Our article on the growth of Megacities in December heralded the announcement last week that nine cities in Southern China – including Guangzhou and Shenzhen – are to be merged to form one enormous metropolis. The new city will house 42 million people and encompass one tenth of China’s economic output.
Hong Kong – the new giant’s now rather diminutive neighbour – was once held up as an example of high-density urban living. It now looks like a semi-rural suburb in comparison. The logistical challenges confronting a project this ambitious will be immense and it will only be successful with the kind of robust approach to central planning that is possible in China. It would be hard to see such a project coming to fruition in India.
The Business Intelligence Map article highlights how poorly planned urbanisation can – as in Cairo – be a catalyst for political unrest. And sprawling, chronically impoverished slums adopt their own alternative systems of governance making them hard to control, however coercive the state may be in theory. But no doubt China will make this plan work and with a budget of a staggering £190 billion, the pressure will be on to succeed.
I can think of few things I would like less than living in such a vast city. I’m with Plato. He suggested a city should have no more than 5040 inhabitants (excluding slaves) so I suspect he would prefer modern Copenhagen to traffic-filled Athens. Aristotle meanwhile thought that ideally everybody in the city should know everybody else which is almost as unappealing as living cheek by jowl with millions of strangers.
Some people take enormous comfort from the close proximity of their fellow human beings. Others, me included, feel that we are – at the core of our DNA – essentially still semi-nomadic hunter gatherers. Urban living is, in the grand sweep of human history, a very recent innovation and one we are still struggling to adapt to psychologically.

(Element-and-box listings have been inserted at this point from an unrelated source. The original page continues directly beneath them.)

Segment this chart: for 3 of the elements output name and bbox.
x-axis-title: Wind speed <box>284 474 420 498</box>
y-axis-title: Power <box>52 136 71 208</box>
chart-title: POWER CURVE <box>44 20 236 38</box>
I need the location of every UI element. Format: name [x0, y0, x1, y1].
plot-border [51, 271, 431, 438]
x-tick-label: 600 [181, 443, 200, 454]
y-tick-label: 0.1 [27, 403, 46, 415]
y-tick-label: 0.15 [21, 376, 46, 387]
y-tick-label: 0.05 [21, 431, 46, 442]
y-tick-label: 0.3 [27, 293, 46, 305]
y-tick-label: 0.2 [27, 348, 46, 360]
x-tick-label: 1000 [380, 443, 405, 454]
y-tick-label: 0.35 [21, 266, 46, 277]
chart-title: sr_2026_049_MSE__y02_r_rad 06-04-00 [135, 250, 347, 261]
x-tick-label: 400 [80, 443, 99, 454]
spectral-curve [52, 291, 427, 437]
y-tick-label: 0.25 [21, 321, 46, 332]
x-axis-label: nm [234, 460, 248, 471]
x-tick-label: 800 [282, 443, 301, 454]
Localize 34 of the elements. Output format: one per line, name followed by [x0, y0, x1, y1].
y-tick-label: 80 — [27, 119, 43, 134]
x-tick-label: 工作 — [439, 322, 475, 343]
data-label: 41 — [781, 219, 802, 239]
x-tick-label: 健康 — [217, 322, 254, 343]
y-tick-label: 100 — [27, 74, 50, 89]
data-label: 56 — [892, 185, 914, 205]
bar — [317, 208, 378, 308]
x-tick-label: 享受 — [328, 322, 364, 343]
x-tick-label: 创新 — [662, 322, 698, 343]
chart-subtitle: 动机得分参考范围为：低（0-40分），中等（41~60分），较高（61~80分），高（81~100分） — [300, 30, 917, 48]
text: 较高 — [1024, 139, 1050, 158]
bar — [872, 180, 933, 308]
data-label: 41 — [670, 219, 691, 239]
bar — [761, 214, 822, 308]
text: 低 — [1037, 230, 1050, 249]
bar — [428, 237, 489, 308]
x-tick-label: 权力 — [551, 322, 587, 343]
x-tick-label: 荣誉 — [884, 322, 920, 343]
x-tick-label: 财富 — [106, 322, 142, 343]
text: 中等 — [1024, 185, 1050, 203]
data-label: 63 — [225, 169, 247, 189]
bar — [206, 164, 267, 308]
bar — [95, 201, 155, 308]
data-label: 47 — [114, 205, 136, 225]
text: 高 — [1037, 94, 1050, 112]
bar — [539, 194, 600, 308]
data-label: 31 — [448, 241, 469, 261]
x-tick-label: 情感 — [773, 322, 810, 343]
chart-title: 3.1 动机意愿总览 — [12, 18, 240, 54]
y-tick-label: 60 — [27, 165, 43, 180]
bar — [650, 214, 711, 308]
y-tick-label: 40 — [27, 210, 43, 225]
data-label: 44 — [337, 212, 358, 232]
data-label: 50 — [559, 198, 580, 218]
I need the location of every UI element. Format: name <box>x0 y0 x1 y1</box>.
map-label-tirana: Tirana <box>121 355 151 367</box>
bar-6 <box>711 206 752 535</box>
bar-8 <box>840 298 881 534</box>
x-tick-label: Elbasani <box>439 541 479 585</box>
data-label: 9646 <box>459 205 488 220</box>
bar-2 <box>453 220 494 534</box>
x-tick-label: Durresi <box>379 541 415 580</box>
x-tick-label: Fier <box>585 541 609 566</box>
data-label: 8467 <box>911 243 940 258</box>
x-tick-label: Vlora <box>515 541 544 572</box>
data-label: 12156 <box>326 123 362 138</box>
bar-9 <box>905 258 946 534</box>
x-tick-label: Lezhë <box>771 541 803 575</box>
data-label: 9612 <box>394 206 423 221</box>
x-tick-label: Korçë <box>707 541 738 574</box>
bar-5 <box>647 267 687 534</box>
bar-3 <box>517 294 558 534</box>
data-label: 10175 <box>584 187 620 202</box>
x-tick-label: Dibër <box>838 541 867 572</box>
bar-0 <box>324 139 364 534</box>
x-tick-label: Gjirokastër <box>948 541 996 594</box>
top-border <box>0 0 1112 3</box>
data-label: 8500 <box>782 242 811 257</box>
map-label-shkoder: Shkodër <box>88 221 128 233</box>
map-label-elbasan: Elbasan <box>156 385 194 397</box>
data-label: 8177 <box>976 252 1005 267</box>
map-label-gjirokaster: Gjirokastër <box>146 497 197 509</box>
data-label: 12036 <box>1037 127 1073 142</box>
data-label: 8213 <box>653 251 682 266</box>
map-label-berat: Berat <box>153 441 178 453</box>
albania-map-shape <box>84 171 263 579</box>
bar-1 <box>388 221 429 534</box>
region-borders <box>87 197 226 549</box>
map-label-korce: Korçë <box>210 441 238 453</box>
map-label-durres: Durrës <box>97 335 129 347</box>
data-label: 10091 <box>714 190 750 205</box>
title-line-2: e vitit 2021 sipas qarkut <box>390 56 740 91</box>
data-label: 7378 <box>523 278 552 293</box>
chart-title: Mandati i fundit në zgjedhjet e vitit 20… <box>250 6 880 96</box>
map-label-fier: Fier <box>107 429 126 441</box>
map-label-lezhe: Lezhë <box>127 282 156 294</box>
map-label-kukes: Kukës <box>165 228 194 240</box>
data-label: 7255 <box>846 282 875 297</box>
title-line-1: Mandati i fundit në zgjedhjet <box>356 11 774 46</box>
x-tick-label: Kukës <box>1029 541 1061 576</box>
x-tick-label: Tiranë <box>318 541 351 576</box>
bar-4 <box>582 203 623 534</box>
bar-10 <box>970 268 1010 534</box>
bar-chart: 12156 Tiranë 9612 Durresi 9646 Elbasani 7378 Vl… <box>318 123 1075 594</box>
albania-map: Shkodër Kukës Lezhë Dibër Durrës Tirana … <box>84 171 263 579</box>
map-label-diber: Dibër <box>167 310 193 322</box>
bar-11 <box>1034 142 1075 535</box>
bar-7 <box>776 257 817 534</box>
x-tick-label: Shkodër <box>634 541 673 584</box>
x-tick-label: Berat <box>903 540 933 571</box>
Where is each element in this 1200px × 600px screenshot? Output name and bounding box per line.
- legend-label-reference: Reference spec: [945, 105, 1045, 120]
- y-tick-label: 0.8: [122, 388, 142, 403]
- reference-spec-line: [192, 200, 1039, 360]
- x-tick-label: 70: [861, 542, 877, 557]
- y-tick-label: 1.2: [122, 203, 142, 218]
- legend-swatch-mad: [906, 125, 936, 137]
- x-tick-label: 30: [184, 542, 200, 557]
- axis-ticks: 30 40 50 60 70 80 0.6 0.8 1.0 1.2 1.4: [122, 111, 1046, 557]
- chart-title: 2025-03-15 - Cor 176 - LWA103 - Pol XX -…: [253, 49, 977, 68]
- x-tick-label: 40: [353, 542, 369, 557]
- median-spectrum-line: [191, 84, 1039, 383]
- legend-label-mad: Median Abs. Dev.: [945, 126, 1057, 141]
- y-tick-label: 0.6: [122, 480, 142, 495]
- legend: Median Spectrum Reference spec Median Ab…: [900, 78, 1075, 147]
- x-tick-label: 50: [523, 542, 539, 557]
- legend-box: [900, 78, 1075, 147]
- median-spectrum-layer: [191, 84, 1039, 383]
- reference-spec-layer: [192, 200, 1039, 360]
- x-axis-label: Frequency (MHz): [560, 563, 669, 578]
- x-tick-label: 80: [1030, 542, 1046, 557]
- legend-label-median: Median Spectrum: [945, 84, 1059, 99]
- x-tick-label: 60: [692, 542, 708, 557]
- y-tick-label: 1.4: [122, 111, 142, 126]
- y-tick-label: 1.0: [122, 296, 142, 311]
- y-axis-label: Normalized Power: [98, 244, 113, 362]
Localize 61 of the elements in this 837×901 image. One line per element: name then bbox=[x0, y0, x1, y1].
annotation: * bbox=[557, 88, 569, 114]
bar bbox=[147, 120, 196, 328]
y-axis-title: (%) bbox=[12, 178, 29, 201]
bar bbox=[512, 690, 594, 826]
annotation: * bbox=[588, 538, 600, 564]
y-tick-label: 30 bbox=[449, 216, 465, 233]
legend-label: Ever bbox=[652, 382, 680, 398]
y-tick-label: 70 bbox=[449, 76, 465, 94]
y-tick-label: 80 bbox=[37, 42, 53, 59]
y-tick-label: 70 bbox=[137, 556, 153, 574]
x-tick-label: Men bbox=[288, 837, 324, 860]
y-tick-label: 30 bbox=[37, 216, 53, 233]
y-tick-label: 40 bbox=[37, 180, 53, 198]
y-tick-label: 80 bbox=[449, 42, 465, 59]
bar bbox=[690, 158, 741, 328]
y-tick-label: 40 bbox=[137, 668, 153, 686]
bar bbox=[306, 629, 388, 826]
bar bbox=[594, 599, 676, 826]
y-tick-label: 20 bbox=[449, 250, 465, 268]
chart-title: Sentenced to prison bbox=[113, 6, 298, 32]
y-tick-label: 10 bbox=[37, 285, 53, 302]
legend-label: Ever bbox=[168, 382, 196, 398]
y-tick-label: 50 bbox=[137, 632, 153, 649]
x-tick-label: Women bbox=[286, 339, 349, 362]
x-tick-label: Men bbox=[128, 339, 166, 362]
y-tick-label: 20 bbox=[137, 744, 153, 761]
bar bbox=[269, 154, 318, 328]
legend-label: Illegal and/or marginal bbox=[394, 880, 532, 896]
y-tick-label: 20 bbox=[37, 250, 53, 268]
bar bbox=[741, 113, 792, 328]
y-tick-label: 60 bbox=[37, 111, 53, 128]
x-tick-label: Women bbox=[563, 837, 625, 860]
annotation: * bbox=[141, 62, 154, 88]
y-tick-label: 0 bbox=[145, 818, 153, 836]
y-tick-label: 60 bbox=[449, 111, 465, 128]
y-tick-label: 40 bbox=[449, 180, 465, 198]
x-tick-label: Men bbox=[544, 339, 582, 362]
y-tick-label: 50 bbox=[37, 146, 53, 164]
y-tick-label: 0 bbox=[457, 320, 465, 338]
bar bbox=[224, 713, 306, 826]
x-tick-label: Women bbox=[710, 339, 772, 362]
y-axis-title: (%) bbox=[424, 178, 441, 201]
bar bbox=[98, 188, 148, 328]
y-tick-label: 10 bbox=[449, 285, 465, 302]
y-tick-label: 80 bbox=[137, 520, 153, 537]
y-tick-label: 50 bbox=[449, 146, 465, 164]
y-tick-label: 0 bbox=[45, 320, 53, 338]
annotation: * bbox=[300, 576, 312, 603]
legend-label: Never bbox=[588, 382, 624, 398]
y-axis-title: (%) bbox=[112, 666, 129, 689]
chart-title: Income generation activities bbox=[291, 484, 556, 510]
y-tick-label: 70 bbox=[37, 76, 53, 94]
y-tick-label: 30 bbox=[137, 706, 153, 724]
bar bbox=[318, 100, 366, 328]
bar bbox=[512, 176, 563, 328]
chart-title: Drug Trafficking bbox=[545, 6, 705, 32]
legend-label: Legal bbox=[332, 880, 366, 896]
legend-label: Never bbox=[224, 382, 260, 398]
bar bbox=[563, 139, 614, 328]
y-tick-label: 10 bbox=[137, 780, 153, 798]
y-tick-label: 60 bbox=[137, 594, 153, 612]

That, I guess, is why many of us feel more at home in the country. For me there is a deep atavistic joy to be felt when walking across the side of a hill, stick in hand, dog at my feet looking at the curves of the landscape and sniffing the air for rain. It may just be my body reconnecting with an ancestral way of life. But the sensation can be deeply spiritual and certainly the romantic poets were quick to make the connection between this almost euphoric connection to the natural world and religion.
The likes of Wordsworth and Coleridge never made it to Japan. If they had, they would have no doubt found much to interest them in Japan’s native religion, Shinto, and the notion of natural beauty as a gateway to religious harmony. But in a country like Japan with its tsunamis, earthquakes and volcanoes it is no doubt a good idea to make one’s peace with mother nature as soon as possible, particularly before the invention of steel-reinforced concrete. Nevertheless, it is ironic that nature worshipping Japan should along its eastern – seismic – seaboard have some of the largest and most urban cities in the world – at least until the Chinese got in on the act.
So perhaps, it is just my western mindset that struggles to reconcile personal liberty and spiritual freedom with the built environment. And as I pull on my boots to head out across the countryside, I need to remind myself that I lived very happily for three years with 34 million others in greater metropolitan Tokyo.